I can't imagine. One of the things that I decided as my children were growing up, was that the things that were theirs, were theirs. If they didn't want to share their toys with their sibling, they didn't have to. I encouraged it, but didn't force it. They quickly learned that the road went both ways, if they wanted to be shared with, they needed to share. I also felt that their rooms were a place of refuge, sanctity, the one place they could control and was entirely theirs. I helped them clean, but never cleaned for them. I resisted the urge to snoop. I never looked for diaries, for pot, for drugs, though the need was never there. Their siblings were not allowed in without permission. I feel strongly, that a child has very little that is under their control. They need to know that their things are theirs, and will not be removed at a whim. That they have a safe place to go that will not be violated by others. If these things are taken away, how do they define themselves?
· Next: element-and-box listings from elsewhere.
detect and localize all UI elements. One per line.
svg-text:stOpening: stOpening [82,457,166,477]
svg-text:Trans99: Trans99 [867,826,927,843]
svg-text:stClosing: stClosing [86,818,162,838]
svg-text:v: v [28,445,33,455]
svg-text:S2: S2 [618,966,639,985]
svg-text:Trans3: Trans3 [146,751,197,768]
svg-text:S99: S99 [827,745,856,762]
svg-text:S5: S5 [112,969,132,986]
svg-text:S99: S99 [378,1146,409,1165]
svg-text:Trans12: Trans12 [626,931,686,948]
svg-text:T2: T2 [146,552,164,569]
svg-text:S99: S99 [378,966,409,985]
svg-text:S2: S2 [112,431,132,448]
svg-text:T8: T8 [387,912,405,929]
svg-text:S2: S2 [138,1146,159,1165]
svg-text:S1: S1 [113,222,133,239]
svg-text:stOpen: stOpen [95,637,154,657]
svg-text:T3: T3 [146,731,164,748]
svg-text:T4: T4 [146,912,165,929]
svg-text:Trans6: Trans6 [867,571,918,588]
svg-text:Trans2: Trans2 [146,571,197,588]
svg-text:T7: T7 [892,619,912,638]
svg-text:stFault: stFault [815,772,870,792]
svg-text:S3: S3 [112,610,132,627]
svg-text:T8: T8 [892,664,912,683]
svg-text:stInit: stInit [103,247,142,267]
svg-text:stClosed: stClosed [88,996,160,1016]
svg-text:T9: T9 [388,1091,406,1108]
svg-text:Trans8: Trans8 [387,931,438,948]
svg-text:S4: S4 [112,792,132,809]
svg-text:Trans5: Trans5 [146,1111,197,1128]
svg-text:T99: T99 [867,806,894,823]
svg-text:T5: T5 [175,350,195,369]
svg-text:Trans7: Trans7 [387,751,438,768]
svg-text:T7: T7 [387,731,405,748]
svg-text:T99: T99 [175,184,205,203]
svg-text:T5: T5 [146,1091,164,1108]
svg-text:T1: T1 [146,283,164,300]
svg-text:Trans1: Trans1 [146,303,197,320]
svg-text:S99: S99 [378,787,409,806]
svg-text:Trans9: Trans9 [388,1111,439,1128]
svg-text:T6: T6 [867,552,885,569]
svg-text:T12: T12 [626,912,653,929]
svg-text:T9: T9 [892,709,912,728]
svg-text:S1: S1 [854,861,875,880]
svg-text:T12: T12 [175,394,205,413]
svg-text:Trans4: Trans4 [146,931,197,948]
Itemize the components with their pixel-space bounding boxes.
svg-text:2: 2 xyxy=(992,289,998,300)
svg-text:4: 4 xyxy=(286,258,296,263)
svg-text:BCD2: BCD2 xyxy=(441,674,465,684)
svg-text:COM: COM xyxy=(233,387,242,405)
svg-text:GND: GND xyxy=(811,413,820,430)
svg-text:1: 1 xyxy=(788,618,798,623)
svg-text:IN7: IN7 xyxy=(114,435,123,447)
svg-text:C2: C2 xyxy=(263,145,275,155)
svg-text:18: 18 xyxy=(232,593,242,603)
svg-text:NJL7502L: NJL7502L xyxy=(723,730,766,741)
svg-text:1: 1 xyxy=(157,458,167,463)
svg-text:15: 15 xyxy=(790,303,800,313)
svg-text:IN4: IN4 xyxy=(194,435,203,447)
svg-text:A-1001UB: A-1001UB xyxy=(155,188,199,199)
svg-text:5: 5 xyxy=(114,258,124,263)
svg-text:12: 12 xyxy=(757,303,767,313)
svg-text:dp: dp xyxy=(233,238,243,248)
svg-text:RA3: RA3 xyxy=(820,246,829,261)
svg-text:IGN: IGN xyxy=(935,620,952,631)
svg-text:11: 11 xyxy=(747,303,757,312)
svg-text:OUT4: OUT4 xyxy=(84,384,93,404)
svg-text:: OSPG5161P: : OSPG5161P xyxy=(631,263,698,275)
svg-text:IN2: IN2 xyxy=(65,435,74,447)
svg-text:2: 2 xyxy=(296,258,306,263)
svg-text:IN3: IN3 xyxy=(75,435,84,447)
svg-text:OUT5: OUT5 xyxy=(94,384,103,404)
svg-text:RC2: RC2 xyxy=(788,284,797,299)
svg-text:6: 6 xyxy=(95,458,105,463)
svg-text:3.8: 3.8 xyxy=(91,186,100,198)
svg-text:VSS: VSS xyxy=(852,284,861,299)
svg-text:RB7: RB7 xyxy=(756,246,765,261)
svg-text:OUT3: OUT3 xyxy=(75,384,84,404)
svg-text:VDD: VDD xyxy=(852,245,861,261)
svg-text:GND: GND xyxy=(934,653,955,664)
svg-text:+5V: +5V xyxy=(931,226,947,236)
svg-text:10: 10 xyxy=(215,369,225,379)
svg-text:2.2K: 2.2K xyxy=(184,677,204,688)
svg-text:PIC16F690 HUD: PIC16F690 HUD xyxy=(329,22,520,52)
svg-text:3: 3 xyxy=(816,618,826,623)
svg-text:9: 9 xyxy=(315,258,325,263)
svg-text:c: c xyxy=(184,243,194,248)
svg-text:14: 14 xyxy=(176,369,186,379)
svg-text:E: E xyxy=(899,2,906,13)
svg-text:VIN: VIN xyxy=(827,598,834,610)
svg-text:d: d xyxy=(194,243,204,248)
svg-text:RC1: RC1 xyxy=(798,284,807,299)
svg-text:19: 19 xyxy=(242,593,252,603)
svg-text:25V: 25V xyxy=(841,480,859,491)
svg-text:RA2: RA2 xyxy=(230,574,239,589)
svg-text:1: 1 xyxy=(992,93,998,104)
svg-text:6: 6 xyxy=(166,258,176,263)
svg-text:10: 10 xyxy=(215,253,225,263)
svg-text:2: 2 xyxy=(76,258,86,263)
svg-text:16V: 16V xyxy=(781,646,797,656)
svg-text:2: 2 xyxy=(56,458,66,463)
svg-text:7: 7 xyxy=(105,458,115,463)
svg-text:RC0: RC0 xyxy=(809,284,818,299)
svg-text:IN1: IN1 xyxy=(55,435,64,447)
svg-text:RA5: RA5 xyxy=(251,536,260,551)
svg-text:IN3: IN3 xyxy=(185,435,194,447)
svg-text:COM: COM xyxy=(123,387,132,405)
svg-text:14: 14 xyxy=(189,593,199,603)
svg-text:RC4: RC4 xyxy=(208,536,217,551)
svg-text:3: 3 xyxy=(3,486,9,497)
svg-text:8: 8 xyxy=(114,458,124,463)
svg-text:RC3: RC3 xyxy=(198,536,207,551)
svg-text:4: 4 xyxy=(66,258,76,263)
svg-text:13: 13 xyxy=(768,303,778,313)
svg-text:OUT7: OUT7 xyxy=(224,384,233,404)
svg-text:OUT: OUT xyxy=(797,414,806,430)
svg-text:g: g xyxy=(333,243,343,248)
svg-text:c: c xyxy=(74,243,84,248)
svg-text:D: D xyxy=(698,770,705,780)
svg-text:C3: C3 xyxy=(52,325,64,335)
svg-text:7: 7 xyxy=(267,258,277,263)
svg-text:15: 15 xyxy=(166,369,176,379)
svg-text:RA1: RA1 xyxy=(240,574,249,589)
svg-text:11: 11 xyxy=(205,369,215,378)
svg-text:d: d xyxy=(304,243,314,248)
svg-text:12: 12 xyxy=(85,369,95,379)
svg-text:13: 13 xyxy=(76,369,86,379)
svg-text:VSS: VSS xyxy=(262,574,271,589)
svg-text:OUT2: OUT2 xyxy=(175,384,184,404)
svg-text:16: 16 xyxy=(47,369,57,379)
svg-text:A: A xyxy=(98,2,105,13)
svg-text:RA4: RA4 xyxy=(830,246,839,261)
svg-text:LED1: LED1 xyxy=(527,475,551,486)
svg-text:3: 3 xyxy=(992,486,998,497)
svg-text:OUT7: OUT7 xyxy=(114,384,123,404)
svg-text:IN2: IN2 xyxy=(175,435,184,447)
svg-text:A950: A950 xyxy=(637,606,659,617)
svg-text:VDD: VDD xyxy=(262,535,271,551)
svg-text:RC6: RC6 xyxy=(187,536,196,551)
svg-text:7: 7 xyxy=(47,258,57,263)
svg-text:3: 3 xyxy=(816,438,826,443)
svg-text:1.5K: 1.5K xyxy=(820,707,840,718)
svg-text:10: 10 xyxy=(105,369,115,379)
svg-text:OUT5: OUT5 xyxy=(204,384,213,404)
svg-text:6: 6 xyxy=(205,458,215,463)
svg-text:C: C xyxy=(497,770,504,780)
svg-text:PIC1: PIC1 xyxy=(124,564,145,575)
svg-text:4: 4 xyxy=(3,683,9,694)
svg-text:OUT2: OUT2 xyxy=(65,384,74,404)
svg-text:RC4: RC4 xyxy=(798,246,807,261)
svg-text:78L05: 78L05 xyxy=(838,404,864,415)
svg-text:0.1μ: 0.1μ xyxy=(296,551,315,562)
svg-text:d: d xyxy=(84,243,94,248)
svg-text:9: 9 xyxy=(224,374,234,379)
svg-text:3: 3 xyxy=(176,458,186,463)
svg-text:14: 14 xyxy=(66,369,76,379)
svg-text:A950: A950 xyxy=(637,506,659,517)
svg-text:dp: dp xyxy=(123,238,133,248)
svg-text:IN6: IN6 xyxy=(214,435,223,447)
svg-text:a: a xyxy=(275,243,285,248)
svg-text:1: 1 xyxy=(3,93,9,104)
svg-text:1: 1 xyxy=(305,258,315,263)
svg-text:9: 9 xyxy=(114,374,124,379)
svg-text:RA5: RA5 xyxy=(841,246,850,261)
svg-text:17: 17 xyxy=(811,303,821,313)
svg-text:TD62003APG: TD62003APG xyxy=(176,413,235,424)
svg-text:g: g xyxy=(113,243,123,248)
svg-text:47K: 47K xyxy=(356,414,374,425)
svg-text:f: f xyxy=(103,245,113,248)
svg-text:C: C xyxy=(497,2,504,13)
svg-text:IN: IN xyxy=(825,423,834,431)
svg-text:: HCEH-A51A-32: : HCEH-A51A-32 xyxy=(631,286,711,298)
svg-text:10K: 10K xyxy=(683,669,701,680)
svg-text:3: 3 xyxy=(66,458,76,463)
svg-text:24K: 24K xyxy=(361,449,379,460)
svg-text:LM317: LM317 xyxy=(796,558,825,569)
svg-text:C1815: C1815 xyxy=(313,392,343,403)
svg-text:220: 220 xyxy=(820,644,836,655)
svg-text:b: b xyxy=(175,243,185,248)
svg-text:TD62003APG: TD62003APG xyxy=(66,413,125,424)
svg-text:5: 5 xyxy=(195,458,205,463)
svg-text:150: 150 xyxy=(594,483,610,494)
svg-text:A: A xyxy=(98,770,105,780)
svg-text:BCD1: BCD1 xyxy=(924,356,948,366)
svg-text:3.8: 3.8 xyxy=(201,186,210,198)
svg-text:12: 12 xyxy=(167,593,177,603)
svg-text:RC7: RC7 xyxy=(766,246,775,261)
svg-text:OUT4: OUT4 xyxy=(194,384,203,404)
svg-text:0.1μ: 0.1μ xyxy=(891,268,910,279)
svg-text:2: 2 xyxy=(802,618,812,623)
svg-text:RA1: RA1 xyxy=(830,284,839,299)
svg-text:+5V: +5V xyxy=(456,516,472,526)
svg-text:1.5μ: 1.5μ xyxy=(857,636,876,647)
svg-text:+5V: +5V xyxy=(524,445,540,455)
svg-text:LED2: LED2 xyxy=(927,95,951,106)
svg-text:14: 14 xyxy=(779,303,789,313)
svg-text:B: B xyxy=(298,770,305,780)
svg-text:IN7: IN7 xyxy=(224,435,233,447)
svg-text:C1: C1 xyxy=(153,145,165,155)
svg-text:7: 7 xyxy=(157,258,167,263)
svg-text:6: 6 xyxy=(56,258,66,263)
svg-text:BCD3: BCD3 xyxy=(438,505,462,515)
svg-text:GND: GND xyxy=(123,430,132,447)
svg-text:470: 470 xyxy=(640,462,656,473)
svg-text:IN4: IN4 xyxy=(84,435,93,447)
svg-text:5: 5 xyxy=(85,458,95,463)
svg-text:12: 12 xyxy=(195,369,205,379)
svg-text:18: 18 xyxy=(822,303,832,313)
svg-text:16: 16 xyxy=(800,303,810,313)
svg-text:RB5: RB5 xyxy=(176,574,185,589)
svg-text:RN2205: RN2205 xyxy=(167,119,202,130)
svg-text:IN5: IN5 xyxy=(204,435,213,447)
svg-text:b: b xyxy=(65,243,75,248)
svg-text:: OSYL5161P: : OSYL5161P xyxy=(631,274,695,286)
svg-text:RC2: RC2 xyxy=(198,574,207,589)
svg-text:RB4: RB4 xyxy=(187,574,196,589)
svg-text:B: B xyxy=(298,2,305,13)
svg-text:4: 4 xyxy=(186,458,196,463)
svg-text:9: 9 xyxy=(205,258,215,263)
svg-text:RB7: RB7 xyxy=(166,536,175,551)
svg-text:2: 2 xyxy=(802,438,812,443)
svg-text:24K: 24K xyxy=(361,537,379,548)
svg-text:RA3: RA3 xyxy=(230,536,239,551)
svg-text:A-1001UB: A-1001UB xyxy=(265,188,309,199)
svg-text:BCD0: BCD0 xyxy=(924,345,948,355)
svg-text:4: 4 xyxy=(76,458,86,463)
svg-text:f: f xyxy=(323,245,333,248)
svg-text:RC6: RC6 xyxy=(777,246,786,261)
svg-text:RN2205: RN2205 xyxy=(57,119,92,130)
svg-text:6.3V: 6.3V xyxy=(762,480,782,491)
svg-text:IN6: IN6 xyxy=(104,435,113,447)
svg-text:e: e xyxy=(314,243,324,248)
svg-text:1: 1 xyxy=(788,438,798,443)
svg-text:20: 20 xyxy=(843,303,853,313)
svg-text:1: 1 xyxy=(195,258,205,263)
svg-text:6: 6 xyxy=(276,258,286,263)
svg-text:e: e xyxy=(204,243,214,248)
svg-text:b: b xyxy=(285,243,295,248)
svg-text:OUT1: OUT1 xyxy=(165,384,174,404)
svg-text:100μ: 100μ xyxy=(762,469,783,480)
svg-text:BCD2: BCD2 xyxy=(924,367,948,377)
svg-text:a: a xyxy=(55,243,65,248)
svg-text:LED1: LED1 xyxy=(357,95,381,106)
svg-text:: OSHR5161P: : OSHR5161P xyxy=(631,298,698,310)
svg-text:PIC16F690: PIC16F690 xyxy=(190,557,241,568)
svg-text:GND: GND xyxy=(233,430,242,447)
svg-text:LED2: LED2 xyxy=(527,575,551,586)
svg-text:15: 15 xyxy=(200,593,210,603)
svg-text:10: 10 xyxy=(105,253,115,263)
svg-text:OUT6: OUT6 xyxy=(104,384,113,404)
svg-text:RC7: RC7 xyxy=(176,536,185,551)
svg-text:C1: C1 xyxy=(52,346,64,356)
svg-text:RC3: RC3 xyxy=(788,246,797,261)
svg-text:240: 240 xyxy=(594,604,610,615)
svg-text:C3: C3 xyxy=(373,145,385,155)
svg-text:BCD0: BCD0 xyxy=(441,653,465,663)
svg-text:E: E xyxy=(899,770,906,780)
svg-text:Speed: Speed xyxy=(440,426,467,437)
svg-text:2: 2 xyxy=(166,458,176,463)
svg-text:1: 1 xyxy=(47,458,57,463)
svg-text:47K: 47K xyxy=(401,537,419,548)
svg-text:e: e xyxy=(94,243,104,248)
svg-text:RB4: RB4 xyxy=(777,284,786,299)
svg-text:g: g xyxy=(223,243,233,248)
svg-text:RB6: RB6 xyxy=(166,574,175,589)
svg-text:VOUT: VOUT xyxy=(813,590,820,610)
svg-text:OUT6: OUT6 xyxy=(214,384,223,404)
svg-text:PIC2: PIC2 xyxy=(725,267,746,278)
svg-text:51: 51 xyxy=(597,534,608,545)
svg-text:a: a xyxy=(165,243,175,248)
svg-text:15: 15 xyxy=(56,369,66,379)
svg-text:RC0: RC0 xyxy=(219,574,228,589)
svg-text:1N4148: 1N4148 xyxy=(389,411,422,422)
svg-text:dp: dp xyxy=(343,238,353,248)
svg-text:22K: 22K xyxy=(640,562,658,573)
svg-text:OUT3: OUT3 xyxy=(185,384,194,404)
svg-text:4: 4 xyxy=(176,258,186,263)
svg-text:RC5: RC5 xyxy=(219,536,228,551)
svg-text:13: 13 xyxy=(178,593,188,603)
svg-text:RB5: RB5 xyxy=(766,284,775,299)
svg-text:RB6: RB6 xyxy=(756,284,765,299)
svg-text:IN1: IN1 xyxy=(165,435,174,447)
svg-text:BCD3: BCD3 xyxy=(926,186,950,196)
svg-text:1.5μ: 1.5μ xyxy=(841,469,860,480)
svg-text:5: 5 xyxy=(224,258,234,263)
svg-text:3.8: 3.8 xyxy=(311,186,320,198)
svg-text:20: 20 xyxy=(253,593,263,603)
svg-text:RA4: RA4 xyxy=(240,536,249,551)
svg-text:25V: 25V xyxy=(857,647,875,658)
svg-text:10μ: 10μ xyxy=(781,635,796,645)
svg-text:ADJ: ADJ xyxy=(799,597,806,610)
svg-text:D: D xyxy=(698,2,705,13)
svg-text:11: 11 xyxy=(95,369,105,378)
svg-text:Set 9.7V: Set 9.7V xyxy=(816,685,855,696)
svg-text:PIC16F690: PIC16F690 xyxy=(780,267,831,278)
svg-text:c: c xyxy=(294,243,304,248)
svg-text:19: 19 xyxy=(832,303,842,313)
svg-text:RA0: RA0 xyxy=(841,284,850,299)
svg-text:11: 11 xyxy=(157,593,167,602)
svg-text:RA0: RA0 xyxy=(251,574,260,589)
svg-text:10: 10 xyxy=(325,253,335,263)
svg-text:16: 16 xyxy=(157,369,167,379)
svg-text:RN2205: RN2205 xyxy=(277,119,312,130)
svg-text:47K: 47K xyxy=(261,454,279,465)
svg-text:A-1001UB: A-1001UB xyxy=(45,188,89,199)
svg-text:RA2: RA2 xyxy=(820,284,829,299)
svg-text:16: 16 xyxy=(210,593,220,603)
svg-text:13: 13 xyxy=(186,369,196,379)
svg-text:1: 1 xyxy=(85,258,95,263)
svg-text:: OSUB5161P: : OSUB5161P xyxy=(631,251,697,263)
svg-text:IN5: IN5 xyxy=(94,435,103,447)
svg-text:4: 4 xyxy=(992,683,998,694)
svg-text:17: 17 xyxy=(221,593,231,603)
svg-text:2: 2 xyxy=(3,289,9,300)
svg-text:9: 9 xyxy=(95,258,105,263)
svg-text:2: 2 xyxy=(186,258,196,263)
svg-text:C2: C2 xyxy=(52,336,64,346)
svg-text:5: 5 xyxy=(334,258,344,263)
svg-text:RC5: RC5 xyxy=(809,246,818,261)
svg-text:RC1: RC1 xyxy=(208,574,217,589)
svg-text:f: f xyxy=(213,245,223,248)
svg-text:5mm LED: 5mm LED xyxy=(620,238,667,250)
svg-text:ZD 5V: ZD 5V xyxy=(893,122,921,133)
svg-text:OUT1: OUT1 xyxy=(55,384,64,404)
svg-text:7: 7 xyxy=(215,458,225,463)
How do they feel safe? How can they know what is around the corner, if nothing is theirs, nothing is under their control? A gift is a gift. It should be given in love, not earned, not taken away because a parent is displeased. And as with gifts, so should love be. Our children should not have to perform to our expectations in order to be shown love. We should start off every day with a show of love and affection to our loved ones, no matter how pissed off we are at them, disgruntled or irritated. I've found if I do this, the affection is reciprocated. It's hard to do. I hold my hurts close. There is one truth that I have learned with all the kids I have worked with, and that can be translated to the adults in our lives, including ourselves. It is when we are most unloveable, that we most need to be loved. Yet, this is when we withhold it. Try it. When you are the most irritated with your child, your lover, your friend, and want to punch them in the face (okay, maybe my violent side is showing through), hug them, kiss them, say a loving word. If it is inherently a healthy relationship, it will be reciprocated.